Entran un par de niños, Viviana los atiende.
—Que si tiene bolsas de regalo — dice uno de ellos.
—Claro que sí mi amor, ¿de cuáles quiere?
—Ah, no sé, una de este tamaño — dice el niño, y le enseña una bolsa plástica.
—¿De mujer o de hombre?
—Mmm…
—Lleve pues esta —dice, y le entrega una que sirve para cualquier género.
El niño le da una moneda de cien pesos y se va con su amiguito.
Afuera, que también es adentro, en la mitad del ruedo, la vida sigue su algarabía. Todo está mezclado y a la vista: los niños jugando, los ancianos conversando, los muchachos bebiendo, las jovencitas bailando, la mujer comprando el revuelto, el hombre con la caja de huevos al hombro. En la vida vertical de La Aurora la cotidianidad se vive como en un día de mercado.
El cielo se cierra, parece que va a llover.
—No se preocupe por la lluvia que aquí no se moja —dice Viviana—. Si estuviéramos en Moravia tendríamos que sacar hasta las cucharas para recoger las goteras. Y luego estaban el pantanero y las ratas y la basura y la mierda que le tiraban a uno al techo, y la zozobra porque cualquier día le echaban a uno el ranchito al suelo.
Raúl entra y detrás viene Brainer con la ropa empapada. Viviana le entrega el bebé a su esposo y le pide a su hijo que se cambie.
—Voy a preparar la comida para que se vaya para la reunión —dice.
Raúl va a reunirse con sus compañeros de la Junta para preparar la jornada de elecciones.
—La idea es competirle a San Cristóbal en alguno de los proyectos, pero es difícil porque están organizados.
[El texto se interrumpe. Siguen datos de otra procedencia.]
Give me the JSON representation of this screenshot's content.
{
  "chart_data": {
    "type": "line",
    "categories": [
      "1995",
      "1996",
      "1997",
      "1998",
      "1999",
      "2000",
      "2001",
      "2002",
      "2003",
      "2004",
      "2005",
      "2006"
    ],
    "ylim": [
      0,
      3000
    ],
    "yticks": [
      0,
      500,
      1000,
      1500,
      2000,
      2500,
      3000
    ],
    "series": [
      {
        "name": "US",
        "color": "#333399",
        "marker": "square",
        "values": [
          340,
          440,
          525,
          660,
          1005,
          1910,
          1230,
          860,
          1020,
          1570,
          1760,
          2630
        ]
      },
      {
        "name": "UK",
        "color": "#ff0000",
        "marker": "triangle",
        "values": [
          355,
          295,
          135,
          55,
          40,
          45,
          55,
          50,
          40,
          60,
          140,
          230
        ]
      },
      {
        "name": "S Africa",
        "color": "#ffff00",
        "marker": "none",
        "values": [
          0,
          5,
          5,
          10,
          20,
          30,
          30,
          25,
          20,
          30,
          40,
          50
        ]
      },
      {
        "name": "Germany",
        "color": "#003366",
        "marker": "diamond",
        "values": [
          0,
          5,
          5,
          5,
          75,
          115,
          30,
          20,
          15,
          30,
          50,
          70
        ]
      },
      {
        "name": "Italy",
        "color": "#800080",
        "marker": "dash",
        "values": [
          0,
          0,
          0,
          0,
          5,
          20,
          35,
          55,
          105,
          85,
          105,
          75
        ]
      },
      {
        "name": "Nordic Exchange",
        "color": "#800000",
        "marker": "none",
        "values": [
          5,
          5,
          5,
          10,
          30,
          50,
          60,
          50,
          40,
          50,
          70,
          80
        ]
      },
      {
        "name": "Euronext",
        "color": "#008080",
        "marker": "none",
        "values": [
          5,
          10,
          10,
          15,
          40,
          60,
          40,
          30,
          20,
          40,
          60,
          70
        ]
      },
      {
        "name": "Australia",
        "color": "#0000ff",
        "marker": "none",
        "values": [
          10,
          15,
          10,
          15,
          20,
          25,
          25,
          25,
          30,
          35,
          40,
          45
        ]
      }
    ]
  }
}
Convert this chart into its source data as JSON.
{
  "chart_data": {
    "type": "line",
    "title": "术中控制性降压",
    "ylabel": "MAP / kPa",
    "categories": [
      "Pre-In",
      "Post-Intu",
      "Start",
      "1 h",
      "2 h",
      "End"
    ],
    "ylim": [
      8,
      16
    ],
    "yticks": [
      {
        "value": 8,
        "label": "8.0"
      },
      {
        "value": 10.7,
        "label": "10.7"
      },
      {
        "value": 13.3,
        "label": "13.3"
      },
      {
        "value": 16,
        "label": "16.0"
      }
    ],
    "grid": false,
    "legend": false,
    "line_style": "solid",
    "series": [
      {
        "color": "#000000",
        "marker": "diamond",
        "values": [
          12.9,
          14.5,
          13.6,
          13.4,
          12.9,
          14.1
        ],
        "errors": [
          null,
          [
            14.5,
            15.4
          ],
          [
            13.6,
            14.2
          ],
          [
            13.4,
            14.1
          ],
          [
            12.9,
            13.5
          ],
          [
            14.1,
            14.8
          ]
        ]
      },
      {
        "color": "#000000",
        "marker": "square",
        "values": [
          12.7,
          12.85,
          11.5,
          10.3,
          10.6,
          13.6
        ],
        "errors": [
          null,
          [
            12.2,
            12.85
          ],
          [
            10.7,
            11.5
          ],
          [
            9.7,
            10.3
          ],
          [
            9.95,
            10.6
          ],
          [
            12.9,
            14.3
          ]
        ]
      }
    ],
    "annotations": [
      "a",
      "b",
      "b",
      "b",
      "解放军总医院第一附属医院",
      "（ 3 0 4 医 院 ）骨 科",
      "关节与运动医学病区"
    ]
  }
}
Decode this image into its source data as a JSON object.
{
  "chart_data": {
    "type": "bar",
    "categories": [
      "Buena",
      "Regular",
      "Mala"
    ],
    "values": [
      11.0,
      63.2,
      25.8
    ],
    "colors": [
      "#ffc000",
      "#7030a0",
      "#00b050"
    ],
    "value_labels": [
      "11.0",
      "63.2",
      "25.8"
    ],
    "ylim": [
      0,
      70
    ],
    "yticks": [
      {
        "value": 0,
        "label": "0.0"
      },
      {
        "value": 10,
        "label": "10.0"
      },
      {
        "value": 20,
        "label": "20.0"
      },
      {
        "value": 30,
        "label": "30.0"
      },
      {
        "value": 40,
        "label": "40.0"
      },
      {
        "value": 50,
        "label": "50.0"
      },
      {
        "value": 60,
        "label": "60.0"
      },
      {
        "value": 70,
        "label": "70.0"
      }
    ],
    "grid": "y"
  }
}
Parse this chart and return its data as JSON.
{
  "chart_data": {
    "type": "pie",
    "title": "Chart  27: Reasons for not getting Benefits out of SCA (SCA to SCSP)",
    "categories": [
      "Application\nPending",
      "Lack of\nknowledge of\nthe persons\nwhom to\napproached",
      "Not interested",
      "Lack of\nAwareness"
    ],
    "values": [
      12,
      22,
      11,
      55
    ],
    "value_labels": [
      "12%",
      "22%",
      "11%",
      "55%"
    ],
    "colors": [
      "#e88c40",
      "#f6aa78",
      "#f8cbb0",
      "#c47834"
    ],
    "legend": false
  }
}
Hay que trabajar con la comunidad para competir mejor en las próximas elecciones—dice.
El futuro cercano parece inevitable: por vocación y población, la Ciudadela Nuevo Occidente se convertirá en la comuna 17 de la ciudad. La refundación vertical está en marcha. Entre el ayer y el mañana de Medellín, habrá un momento para su aurora.